KNOCK OUTが2年目を迎える2018年の第1弾興行『KNOCK OUT FIRST IMPACT』が大田区総合体育館にて2月12日(月・祝)に開催される。

初年度のKNOCK OUTはライト級にスポットライトが当たり、森井洋介がトーナメントを全試合KOによる優勝で幕を閉じた。頭一つ抜けた強さを見せた森井だが、その首を狙う新たな挑戦者候補として重森陽太(22)が浮上している。

重森は昨年8月のKNOCK OUTデビューすると、森井から唯一ドローに持ち込んだ村田裕俊を相手に4RTKO勝利。続く両国大会では過去に森井から勝利しているマキ・ピンサヤームから粘り勝ち、KNOCK OUT 2連勝を収めて、レギュラー選手としての座を確たるものにした。
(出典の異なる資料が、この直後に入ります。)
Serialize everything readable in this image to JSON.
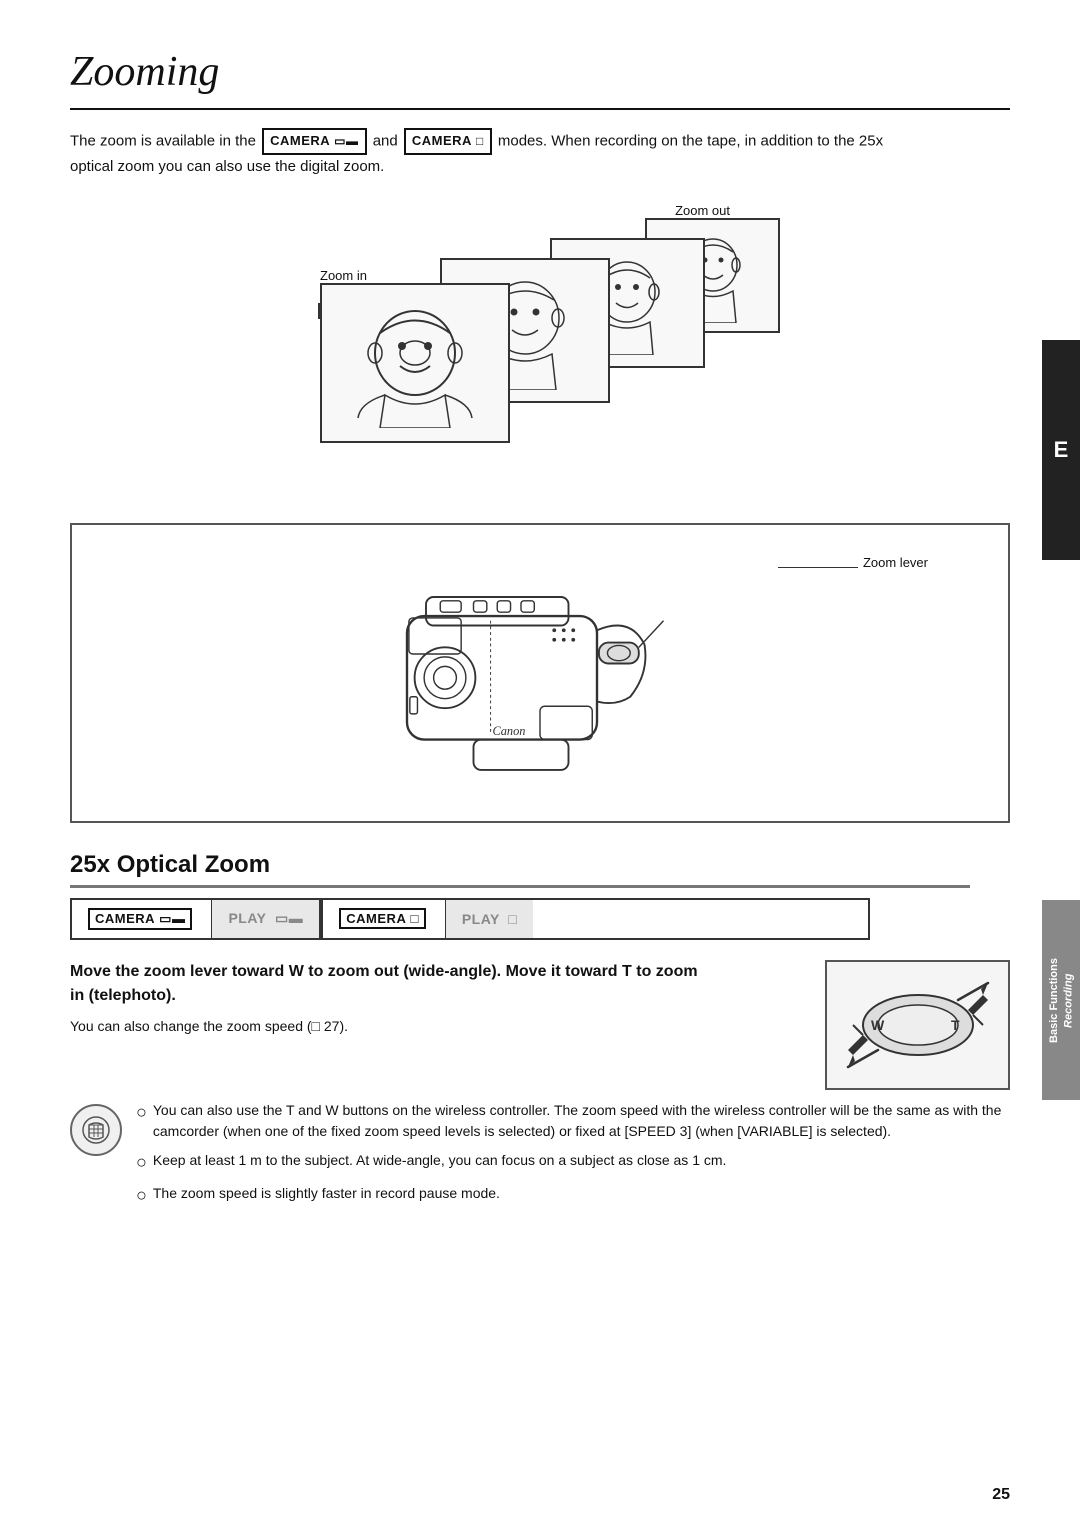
{
  "page": {
    "title": "Zooming",
    "number": "25"
  },
  "side_tab": {
    "letter": "E"
  },
  "section_tab": {
    "line1": "Basic Functions",
    "line2": "Recording"
  },
  "intro": {
    "text_before": "The zoom is available in the",
    "camera1": "CAMERA",
    "symbol1": "☰",
    "text_middle": "and",
    "camera2": "CAMERA",
    "symbol2": "⊡",
    "text_after": "modes. When recording on the tape, in addition to the 25x optical zoom you can also use the digital zoom."
  },
  "zoom_diagram": {
    "zoom_out_label": "Zoom out",
    "zoom_in_label": "Zoom in"
  },
  "camcorder_section": {
    "zoom_lever_label": "Zoom lever"
  },
  "optical_zoom": {
    "heading": "25x Optical Zoom"
  },
  "mode_bar": {
    "items": [
      {
        "label": "CAMERA",
        "symbol": "☰",
        "active": true
      },
      {
        "label": "PLAY",
        "symbol": "☰",
        "active": false
      },
      {
        "label": "CAMERA",
        "symbol": "⊡",
        "active": true
      },
      {
        "label": "PLAY",
        "symbol": "⊡",
        "active": false
      }
    ]
  },
  "instruction": {
    "main": "Move the zoom lever toward W to zoom out (wide-angle). Move it toward T to zoom in (telephoto).",
    "sub": "You can also change the zoom speed (□ 27)."
  },
  "notes": [
    "You can also use the T and W buttons on the wireless controller. The zoom speed with the wireless controller will be the same as with the camcorder (when one of the fixed zoom speed levels is selected) or fixed at [SPEED 3] (when [VARIABLE] is selected).",
    "Keep at least 1 m to the subject. At wide-angle, you can focus on a subject as close as 1 cm.",
    "The zoom speed is slightly faster in record pause mode."
  ]
}
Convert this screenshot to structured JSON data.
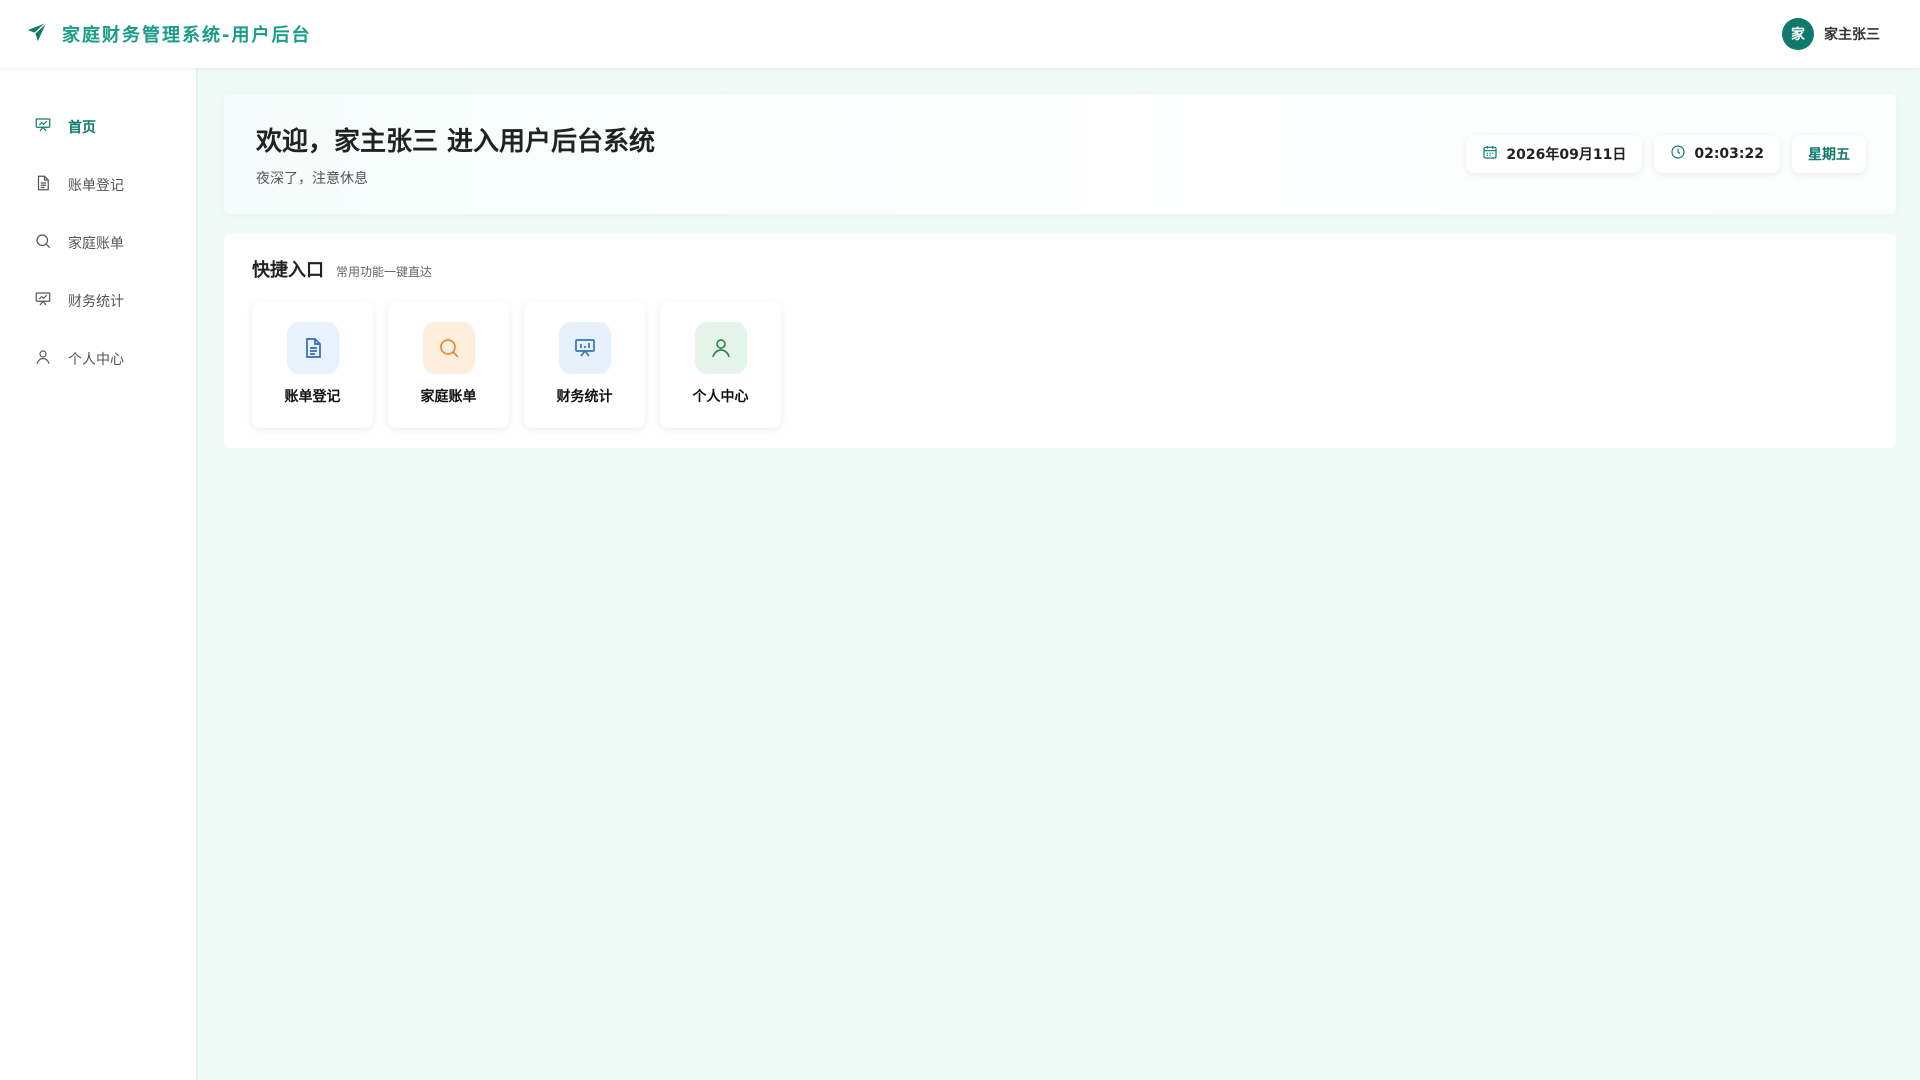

177センチという長身ながらフェザー級を主戦場としていたが、今回からライト級となる61.5kgでの初の試合に臨む。若さ、勢い、ルックスを兼ね備えた重森はライト級王座への次期挑戦者に推す声も多いが、2月の試合がその試金石となるだろう。

既に重森は今回の宮越戦を乗り越えた後には、KNOCK OUT、そしてホームリングである新日本キックボクシングのライト級王座も見据えているという。

"進撃のプリンス"がライト級の制圧を狙う

ーー重森選手は現役大学生なんですよね。

そうですね。大学に通っていて今は4年生です。

今年の春に卒業なんですが、ありがたいことにプロのキックボクサーを続けながら、練習もこれまで通りに行える就職先も見つかっています。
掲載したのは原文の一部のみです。